Pathoma - Lung Cancer Flashcards
Most common cause of cancer mortality in the United States and when it hits
Lung Cancer, usually in your 60s
Key risk factors for Lung CA
- Cigarette smoke
- Radon
- Asbestos
What is the most dangerous part of smoking in regards to cancer?

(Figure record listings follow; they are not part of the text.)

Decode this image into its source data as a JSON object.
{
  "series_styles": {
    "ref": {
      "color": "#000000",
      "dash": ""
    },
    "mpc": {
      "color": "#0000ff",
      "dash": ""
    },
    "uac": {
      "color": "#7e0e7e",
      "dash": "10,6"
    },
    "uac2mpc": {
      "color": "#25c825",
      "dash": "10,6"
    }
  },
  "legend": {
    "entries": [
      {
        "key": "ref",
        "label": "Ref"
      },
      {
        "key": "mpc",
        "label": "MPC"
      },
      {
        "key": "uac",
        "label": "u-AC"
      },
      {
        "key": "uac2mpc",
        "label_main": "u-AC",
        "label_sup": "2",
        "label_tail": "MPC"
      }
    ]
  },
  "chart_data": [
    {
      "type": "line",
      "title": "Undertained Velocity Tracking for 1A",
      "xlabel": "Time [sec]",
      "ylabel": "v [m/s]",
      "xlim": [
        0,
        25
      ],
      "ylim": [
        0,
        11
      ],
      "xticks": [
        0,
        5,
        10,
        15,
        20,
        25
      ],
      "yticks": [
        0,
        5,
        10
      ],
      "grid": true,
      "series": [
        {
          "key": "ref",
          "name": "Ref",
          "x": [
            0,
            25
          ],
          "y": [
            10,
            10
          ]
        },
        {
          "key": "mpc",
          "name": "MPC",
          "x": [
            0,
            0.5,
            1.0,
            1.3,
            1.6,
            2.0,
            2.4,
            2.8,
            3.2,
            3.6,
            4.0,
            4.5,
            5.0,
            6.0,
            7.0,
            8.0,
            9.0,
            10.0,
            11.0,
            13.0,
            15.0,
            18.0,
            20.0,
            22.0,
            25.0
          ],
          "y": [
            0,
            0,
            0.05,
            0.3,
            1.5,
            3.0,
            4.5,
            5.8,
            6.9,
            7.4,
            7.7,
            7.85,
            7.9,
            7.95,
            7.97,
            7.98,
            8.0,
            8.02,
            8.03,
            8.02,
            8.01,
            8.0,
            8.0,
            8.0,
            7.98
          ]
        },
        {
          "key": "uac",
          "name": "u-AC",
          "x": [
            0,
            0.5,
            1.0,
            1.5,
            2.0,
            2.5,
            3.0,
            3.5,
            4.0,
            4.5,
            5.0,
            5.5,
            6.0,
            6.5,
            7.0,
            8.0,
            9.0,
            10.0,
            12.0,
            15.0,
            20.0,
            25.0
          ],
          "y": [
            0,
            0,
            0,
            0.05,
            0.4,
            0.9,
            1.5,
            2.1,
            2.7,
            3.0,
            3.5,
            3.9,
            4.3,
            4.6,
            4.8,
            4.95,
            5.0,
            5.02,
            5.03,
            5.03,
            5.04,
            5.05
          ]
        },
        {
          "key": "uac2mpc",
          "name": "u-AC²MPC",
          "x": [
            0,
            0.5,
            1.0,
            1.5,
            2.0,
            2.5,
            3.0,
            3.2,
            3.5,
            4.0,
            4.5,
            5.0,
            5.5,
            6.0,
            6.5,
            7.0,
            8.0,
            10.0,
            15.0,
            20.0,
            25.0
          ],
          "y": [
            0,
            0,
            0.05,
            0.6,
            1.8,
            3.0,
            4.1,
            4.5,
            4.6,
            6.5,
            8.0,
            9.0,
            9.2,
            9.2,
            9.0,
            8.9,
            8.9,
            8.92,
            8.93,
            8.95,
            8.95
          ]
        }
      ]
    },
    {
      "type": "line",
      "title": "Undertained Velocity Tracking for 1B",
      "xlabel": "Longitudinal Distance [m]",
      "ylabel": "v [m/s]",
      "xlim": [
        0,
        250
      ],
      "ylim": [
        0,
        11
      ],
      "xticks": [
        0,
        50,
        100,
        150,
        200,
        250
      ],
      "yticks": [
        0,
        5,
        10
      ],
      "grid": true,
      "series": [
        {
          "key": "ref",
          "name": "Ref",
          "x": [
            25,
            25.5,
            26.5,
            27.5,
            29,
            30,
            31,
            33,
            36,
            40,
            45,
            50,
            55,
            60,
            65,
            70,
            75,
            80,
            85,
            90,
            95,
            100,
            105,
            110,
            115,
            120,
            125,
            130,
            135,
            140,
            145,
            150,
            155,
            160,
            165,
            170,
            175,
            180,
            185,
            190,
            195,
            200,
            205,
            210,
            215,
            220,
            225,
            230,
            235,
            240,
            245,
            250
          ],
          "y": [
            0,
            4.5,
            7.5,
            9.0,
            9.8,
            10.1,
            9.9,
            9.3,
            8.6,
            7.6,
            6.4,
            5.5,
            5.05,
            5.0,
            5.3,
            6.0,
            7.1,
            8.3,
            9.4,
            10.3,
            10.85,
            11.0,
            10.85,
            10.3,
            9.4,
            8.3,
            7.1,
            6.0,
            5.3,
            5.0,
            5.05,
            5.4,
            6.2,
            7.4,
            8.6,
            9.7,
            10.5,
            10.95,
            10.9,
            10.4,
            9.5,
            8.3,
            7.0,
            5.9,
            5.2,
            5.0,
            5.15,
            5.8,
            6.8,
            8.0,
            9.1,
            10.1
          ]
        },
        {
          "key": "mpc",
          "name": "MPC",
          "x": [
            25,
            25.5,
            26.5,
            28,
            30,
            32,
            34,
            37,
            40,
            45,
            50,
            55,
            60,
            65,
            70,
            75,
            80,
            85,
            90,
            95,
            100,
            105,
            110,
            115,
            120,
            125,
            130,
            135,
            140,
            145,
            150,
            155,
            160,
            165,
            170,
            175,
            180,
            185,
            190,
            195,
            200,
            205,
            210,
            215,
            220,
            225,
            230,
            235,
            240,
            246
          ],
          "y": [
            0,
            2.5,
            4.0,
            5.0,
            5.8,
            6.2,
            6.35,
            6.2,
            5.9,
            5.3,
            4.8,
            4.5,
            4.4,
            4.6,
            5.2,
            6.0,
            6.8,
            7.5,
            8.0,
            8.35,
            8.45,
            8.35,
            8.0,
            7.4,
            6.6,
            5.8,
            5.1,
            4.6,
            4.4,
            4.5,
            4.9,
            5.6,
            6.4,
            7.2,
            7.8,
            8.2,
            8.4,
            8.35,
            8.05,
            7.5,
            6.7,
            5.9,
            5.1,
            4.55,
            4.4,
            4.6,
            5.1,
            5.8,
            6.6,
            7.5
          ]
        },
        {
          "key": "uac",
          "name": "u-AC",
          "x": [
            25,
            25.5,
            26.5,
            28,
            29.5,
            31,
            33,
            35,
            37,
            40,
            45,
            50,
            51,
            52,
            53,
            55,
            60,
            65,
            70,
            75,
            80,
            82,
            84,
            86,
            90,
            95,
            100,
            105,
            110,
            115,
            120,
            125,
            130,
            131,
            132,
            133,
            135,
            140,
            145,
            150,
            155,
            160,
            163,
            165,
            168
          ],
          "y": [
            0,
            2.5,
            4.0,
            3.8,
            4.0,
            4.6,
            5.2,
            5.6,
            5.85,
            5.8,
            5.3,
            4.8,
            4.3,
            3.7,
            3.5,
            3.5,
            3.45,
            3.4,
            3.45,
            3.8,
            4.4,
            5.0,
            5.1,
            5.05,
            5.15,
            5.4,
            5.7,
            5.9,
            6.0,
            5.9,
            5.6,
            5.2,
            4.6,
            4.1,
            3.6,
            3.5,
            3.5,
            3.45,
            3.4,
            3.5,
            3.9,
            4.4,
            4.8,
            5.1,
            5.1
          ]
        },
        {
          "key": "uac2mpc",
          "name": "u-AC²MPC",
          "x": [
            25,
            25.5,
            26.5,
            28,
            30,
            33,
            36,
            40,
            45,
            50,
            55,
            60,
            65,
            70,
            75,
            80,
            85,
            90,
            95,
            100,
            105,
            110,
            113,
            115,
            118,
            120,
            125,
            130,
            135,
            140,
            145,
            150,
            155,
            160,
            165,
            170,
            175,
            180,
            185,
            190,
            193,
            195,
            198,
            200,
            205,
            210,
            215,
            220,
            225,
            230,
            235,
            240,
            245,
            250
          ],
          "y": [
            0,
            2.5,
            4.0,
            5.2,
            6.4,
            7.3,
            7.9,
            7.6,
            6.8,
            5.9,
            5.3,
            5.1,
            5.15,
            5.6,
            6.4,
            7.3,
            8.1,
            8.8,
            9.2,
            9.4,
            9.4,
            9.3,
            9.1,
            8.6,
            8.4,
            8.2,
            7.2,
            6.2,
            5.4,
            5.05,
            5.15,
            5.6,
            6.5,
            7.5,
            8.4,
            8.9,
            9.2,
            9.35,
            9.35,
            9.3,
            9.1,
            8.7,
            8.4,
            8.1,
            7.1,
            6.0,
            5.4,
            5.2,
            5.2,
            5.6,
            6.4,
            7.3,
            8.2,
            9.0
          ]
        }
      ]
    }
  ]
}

Polycyclic Hydrocarbons - very oncogenic
“Coin Lesion” and what we do next
Solitary nodule 2 - 5cm that leads you to compare that Xray to other ones to see if there is change. Change indicates possible Lung CA, meaning biopsy next
Benign lesion examples
Granuloma - Often due to TB or a fungus
Bronchial hamartoma - Often calcified on imaging
What is a hamartoma?
Benign tumor made of tissue in that area that is just disorganized
Bronchial hamartoma made of what?
Lung tissue and cartilage
Division of cancer types within Lung CA
Small cell carcinoma (15%)
Non-small cell (85%)
Treatment for non-small cell vs. small cell
Small cell = Radiation therapy to treat
Non small cell = surgical resection that does not respond to radiation
Major subtypes of non-small cell carcinoma
Adenocarcinoma - 40%
Squamos cell carcinoma - 30%
Large cell carcinoma - 10%
Carcinoid tumor - 5%
Adenocarcinoma
Gland affected or mucous production from cancer cells
Squamos cell carcinoma
keratin involved or bridges intracellularly
What cells do we call large cell carcinomas?
Don’t see glands, mucin, keratin pearls or bridges
Small cell carcinoma characteristic histology
Poorly differentiated small cells. Arises from neuroendocrine (Kultchitsky) cells
Bronchioalveolar carinoma histology
Columnar cells that grow along preexisting bronchioles and alveoli.